# To All Hedges out there..



## rodentsrus (Feb 9, 2009)

I'm just wondering what you favorite veggie / fruit are....


----------



## happy.pancakes (Jan 4, 2009)

Tucker's fav was DEFFANANTLY apples 
But...he was also quite fond of pears

most hedgies will LOVE strawberries...
...Tucker didn't care for them much.
Happy Eating!


----------



## hedgie_kid (Feb 6, 2009)

Hot Dog will eat anything that doesn't eat her first. But seriously, she will eat anything I give her. Once, during her playtime, I turned a stack of books into a little ramp thingy. Intstead of climbing it, she opened the top book with her nose and started eating the copyright page...


----------



## rodentsrus (Feb 9, 2009)

I guess it was a good book ehehehe...Spike is not eating veggies / fruit...But we just got him 3 says ago and I think it may be that he is still getting used to us...


----------



## Amy (Feb 11, 2009)

Hot Dog is hungry for knowledge! :roll:


----------



## kristinmarissa (Jan 27, 2009)

Pasta Batman, aka P Bat, is a big fan of blueberries.
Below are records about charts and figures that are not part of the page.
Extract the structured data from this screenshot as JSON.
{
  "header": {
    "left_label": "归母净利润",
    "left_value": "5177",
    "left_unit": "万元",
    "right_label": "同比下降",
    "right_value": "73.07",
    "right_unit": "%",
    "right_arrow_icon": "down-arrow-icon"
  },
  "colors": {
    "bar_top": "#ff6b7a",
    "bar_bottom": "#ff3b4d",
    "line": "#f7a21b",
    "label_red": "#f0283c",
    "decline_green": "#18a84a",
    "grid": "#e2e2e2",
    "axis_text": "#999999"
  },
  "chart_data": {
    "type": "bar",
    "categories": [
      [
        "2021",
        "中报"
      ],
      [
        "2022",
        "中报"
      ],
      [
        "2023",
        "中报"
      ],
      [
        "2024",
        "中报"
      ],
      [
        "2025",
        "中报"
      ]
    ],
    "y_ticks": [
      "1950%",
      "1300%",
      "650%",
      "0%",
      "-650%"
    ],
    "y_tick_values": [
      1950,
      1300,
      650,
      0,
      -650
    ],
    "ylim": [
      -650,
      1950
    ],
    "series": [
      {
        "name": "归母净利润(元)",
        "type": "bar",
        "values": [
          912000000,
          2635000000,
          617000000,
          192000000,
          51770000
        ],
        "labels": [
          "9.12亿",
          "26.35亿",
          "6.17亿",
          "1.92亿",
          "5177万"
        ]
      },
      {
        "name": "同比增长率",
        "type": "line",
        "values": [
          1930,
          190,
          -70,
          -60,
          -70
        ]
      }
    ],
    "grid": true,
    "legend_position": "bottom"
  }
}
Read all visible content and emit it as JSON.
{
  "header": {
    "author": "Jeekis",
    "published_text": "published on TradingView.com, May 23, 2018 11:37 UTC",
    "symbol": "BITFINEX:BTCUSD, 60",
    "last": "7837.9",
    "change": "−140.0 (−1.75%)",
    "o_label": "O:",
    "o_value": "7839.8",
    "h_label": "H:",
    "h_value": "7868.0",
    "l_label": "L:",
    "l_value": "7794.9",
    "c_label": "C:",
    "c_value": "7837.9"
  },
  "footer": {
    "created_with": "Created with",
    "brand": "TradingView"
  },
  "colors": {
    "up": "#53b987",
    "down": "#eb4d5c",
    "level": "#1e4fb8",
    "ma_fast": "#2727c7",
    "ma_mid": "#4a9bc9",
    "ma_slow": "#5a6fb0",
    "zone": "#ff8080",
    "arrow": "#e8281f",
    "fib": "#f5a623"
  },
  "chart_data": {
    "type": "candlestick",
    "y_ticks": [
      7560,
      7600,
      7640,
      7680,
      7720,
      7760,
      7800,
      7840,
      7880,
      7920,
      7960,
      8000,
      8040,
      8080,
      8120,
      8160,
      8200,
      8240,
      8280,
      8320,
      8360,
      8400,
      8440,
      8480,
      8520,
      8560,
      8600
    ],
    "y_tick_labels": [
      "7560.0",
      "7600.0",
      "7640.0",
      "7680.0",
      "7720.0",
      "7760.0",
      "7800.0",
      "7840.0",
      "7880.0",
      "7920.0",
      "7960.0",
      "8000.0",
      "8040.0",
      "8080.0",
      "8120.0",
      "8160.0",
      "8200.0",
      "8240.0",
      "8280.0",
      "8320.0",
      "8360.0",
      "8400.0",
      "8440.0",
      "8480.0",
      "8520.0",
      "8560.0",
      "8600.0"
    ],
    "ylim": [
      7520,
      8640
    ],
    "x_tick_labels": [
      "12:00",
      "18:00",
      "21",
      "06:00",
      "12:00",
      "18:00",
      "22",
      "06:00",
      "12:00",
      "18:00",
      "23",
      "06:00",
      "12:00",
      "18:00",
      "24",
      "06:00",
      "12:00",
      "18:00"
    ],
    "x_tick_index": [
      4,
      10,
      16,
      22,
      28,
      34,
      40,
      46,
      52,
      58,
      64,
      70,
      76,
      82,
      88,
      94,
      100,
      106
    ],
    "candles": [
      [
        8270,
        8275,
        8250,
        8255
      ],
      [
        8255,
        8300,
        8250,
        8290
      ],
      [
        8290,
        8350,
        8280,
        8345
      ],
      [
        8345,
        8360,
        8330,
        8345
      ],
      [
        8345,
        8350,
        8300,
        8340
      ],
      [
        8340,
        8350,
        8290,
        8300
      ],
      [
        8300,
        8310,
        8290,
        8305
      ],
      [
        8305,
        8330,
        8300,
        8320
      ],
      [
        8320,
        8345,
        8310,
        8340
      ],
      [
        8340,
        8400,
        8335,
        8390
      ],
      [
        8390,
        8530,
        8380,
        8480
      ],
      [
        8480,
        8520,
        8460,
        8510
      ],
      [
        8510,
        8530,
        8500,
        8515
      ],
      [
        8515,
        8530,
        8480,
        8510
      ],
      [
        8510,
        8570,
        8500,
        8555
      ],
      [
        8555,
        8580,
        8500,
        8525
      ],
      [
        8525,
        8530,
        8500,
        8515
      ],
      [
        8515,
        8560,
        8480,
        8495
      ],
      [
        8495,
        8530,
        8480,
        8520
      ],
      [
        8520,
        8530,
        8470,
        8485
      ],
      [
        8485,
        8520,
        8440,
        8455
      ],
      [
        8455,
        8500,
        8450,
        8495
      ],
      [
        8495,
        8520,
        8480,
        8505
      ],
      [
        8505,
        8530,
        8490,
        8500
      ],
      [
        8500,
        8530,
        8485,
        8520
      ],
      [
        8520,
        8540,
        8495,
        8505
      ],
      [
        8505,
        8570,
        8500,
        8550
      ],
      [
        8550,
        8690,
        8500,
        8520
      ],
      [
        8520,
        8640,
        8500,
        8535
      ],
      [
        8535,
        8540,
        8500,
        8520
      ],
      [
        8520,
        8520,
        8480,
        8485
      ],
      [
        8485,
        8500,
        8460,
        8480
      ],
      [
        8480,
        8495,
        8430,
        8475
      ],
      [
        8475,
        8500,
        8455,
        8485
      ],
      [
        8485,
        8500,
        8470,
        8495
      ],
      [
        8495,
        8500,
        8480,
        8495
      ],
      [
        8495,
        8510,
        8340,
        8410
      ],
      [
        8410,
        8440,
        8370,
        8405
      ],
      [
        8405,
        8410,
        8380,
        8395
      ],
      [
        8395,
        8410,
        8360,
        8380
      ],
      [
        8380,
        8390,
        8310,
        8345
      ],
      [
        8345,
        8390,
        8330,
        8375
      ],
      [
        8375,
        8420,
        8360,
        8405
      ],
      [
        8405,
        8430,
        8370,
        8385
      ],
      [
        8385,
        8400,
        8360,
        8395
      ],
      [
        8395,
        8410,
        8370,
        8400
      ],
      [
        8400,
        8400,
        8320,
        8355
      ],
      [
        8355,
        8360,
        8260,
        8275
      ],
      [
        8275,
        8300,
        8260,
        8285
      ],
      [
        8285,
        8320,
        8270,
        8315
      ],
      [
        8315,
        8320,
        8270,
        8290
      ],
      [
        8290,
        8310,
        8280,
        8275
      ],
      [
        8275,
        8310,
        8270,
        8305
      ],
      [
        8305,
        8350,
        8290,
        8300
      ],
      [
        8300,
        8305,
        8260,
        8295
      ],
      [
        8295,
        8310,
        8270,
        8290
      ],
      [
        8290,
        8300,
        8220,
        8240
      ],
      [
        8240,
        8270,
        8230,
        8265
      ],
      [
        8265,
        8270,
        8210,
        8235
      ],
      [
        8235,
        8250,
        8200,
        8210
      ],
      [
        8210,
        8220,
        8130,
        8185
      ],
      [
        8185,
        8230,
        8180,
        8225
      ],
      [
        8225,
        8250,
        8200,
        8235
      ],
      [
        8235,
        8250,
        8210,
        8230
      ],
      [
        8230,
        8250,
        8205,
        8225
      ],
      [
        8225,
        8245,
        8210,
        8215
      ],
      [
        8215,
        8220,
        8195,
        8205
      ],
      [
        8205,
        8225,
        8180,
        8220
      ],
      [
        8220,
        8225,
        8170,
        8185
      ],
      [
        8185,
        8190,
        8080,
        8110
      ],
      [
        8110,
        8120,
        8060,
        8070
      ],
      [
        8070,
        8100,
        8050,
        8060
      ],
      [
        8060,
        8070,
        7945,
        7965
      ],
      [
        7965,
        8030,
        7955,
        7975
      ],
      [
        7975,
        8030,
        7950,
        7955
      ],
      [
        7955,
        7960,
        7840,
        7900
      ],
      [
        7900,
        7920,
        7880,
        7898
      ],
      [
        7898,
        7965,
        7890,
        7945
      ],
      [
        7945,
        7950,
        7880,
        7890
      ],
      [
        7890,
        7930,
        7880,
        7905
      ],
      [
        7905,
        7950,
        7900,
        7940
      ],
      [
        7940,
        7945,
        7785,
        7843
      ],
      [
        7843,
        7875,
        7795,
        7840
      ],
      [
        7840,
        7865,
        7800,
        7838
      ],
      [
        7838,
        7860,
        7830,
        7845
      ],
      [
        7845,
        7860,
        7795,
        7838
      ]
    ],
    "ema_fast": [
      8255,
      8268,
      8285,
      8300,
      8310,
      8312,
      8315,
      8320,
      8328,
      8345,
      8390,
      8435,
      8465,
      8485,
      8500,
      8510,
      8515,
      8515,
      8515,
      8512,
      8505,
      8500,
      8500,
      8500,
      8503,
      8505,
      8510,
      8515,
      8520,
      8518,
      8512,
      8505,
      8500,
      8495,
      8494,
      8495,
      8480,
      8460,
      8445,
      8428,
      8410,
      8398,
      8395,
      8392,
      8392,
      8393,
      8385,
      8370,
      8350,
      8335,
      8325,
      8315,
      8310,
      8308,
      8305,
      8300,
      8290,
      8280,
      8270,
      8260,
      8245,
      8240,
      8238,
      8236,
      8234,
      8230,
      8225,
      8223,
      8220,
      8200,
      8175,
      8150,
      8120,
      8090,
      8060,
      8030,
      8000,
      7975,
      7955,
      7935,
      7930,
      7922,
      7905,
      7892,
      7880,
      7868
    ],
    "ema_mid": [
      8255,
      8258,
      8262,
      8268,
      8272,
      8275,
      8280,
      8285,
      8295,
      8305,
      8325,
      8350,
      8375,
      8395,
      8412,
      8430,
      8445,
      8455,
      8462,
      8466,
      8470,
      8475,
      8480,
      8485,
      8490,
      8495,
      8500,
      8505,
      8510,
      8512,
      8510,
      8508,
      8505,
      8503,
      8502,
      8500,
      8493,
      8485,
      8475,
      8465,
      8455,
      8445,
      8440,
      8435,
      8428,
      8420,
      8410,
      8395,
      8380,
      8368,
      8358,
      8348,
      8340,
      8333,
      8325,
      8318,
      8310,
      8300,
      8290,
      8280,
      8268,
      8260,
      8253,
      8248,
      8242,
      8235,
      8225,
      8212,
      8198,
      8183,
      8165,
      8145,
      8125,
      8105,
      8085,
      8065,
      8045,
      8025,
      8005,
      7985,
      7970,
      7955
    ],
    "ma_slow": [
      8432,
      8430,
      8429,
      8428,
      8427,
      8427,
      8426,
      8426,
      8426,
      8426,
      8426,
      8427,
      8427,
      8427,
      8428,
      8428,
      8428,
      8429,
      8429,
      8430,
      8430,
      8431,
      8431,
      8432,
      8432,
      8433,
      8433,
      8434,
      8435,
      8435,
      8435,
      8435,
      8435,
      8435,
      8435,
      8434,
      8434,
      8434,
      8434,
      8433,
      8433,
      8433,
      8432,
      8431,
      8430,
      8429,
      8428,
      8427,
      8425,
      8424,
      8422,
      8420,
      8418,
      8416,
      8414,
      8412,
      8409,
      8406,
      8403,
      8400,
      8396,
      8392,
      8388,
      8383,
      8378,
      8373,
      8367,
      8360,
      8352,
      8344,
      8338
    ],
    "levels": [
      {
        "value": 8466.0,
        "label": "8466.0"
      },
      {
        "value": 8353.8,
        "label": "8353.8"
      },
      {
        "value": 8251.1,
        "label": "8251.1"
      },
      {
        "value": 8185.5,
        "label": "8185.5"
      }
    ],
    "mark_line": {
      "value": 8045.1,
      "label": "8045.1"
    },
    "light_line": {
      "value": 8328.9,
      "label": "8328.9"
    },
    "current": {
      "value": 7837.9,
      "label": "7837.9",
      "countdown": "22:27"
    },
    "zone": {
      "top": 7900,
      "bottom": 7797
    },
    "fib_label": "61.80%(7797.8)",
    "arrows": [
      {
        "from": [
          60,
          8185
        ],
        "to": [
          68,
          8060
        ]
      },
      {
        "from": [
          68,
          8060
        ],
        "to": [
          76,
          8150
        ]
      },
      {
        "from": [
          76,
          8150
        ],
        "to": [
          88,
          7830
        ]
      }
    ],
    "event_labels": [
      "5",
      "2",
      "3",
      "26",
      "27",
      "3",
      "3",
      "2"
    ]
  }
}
Mmm, yum!
She won't eat tangerines, though; not that we've noticed anyway.


----------



## dorasdaddy (Dec 23, 2008)

kristinmarissa said:


> Pasta Batman, aka P Bat, is a big fan of blueberries. Mmm, yum!
> She won't eat tangerines, though; not that we've noticed anyway.


Im not sure, but i dont think they are supposed to eat tangerines anyway. Too acidic for them just like oranges and any other citrus fruit.


----------